Тем не менее, за внешним спокойствием скрывалась трепетная душа. Эмилия мечтала о настоящей любви – не показной, не продиктованной долгом, а чистой и искренней, той, что заглядывает в самую суть сердца. Её мир был прост: книги, музыка, вечера, проведённые с отцом у камина. И в этом маленьком, тихом мире она была по-настоящему счастлива. Пока однажды всё не изменилось.
Глава 2: Встреча
Утреннее солнце мягко скользило по снегу, оставляя золотистые полосы на белоснежной улице. Прохлада зимнего утра пронизывала воздух, и звук шагов по свежему снегу отдавался глухо и приглушённо. Эмилия шла рядом с подругой Зейнеп, их дыхание поднималось лёгкими облачками пара и быстро растворялось в холодном воздухе.

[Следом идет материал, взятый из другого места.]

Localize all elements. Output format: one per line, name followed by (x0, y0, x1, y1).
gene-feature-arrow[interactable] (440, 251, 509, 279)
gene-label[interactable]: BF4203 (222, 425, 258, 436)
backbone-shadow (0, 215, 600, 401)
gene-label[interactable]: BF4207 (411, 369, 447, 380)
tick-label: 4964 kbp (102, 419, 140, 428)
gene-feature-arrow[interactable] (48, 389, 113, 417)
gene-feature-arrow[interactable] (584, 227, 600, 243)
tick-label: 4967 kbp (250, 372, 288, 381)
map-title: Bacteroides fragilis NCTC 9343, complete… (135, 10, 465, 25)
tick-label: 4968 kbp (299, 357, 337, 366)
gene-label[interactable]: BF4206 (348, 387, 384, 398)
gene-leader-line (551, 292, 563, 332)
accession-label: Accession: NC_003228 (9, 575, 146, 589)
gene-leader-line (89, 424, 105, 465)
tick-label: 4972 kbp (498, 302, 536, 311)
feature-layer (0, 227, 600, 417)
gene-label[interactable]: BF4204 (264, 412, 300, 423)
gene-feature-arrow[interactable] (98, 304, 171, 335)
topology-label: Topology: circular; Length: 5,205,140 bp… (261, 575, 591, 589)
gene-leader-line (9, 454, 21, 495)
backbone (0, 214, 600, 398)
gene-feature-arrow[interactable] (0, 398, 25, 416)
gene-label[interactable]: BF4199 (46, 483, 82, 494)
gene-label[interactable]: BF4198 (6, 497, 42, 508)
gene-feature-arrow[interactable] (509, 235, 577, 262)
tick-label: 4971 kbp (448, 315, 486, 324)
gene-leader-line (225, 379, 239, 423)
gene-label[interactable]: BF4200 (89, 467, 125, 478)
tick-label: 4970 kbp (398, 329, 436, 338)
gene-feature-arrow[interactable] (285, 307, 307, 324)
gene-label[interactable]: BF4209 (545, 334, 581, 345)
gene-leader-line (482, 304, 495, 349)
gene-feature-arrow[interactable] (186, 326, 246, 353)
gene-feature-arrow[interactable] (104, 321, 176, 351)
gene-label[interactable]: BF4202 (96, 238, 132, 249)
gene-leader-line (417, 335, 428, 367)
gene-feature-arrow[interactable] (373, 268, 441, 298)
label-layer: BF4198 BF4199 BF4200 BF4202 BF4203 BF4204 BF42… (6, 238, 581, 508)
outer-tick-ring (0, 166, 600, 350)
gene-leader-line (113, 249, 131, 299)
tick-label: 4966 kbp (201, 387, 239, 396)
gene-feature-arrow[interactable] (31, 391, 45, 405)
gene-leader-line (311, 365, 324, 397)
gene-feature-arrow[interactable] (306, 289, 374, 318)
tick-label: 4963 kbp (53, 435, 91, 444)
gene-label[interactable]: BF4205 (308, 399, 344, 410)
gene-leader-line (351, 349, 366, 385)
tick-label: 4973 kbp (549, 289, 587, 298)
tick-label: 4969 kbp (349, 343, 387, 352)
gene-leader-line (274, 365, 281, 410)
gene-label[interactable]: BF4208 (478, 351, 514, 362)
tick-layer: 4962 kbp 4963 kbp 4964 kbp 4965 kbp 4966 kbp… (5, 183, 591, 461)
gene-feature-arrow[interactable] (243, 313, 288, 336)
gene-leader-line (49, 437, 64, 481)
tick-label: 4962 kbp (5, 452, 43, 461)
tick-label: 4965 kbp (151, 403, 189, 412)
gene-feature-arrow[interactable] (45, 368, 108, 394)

Зейнеп была самой близкой подругой Эмилии, почти её ровесницей. Светло-русые волосы обрамляли её светлое лицо, а яркие голубые глаза казались особенно выразительными на фоне зимнего утра. Несмотря на мягкую внешность, Зейнеп обладала внутренней силой – решительная, смелая, всегда готовая встать на защиту своих убеждений. Её уверенность вдохновляла Эмилию, и рядом с ней та чувствовала себя сильнее.
Консерватория музыки была уже близко. Её тёплые двери манили обещанием уюта, но в этом утре витало нечто странное, неуловимое – что-то, что вот-вот должно было изменить ход событий. Эмилия и Зейнеп, смеясь и оживлённо разговаривая, пересекали двор перед зданием. В какой-то момент, не заметив этого, Эмилия выронила одну из своих перчаток.